Au Royaume-Uni, la prescription de l'homéopathie sur la sellette
Délivrés dans des conditions identiques, un traitement d'homéopathie et un jeu de pilules placebo aboutissent strictement au même résultat clinique - ainsi que l'ont démontré des centaines d'études indépendantes réalisées sur des décennies. L'absence d'efficacité propre de cette pratique est aujourd'hui avérée.
Pourtant, le gouvernement britannique a récemment refusé d'ajouter les produits homéopathiques à la liste noire de la NHS, qui détaille les produits que les médecins affiliés au système de santé publique ne peuvent prescrire, afin de ne pas gaspiller l'argent public.
Les critères d’inclusion dans cette liste étant limpides[1], une association de défense de l'esprit critique Good Thinking Society (GTS) s'était alors étonnée de cette "faveur" accordée à l'homéopathie - d'autant plus que le gouvernement était parfaitement au fait des connaissances sur ce dossier[2].
Mais le lobbying des laboratoires qui commercialisent des produits homéopathiques, comme celui de certains médecins (formés dans les universités à l'homéopathie, en dépit de la moindre assise scientifique de cette discipline) et pharmaciens, est intense. Et de nombreuses personnalités influentes -jusqu'au prince Charles - appuient ce très juteux commerce [3].
Au terme d'une année d'infructueux échanges avec le ministère de la Santé, la Good Thinking Society a menacé la NHS d'un contrôle judiciaire.

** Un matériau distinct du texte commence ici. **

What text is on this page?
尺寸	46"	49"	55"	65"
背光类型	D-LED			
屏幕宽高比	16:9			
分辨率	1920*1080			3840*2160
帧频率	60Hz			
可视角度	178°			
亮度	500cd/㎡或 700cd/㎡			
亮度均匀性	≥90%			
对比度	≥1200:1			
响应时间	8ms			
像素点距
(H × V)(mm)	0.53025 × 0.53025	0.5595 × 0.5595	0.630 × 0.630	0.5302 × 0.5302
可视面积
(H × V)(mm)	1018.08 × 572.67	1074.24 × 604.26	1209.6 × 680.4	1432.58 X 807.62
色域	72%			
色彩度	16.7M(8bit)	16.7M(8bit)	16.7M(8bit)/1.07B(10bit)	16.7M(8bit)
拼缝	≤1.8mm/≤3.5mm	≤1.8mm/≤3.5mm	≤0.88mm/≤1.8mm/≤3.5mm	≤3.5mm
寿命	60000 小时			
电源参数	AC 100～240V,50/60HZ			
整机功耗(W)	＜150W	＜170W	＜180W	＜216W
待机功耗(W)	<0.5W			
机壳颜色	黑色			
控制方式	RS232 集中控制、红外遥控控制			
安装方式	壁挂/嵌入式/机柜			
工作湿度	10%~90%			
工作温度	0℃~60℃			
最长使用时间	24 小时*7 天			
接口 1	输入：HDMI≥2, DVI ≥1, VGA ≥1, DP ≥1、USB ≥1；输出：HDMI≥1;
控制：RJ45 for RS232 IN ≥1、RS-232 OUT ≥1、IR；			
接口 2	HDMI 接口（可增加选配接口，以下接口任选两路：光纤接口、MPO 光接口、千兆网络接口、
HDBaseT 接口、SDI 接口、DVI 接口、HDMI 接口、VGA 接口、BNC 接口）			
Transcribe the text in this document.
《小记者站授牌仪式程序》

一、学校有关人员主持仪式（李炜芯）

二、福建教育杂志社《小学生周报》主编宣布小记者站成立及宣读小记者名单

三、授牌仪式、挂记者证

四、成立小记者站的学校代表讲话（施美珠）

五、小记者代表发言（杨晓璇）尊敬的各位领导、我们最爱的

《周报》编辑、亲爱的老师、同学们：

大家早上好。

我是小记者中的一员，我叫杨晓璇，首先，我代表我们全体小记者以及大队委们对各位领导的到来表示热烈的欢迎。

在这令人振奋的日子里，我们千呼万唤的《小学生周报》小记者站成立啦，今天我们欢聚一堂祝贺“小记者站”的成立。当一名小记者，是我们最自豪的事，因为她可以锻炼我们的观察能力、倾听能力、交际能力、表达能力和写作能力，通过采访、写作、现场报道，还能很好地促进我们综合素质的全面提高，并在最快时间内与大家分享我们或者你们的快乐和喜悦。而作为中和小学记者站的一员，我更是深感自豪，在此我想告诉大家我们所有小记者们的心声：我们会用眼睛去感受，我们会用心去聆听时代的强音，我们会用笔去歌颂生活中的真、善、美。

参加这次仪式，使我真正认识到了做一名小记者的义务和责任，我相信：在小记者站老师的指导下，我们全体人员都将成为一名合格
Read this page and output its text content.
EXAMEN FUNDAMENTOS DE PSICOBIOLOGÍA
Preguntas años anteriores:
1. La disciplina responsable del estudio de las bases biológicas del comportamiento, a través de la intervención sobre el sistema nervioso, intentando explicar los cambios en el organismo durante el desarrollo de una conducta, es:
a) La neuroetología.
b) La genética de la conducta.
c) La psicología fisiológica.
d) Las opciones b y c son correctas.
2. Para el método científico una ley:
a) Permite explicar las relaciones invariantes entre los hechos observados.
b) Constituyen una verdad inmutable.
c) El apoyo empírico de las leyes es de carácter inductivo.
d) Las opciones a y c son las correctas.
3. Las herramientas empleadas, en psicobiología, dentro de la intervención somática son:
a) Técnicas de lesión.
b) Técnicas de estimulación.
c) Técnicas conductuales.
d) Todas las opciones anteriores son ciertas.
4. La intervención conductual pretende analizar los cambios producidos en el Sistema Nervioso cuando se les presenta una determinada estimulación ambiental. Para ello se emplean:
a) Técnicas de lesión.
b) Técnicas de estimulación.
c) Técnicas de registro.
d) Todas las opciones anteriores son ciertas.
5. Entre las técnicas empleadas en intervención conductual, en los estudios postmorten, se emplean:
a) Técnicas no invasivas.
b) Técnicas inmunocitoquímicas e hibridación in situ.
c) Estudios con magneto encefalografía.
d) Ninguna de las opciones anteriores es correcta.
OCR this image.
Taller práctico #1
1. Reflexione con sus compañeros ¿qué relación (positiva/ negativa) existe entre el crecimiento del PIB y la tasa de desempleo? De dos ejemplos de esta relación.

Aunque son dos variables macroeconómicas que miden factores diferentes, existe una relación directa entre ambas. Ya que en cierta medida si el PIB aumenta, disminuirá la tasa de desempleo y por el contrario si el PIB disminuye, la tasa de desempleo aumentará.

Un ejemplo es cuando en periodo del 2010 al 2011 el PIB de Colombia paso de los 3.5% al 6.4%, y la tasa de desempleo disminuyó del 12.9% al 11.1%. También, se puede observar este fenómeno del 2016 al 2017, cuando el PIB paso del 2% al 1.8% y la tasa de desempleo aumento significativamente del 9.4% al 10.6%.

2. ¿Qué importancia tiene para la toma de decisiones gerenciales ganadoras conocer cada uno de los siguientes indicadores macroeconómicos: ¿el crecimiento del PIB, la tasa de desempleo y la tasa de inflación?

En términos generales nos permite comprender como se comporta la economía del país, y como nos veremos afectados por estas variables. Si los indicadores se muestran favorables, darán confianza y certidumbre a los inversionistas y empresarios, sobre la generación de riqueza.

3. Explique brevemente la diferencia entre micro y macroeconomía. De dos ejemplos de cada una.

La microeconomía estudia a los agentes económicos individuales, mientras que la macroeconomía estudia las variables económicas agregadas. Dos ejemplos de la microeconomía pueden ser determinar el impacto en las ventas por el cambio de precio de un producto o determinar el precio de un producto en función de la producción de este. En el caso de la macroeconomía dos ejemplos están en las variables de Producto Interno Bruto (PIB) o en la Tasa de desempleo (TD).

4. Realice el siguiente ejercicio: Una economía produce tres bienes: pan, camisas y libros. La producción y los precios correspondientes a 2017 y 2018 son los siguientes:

"Il ne s'agit pas ici d’être « anti-homéopathie », mais bien d'être pro-patients", a déclaré dans un communiqué le fondateur de la GTS, Simon Singh, par ailleurs journaliste scientifique. "Cet argent pourrait être consacré à des médicaments qui fonctionnent".
Selon l’avocat de la GTS, Jamie Potter, "le refus d'ajouter les remèdes homéopathiques à la liste noire de la NHS ne représente pas seulement une violation des obligations légales du Département de la Santé, mais également l’échec de la NHS à garantir que ses fonds soient dépensés pour des traitements qui peuvent réellement aider [à la guérison] des patients."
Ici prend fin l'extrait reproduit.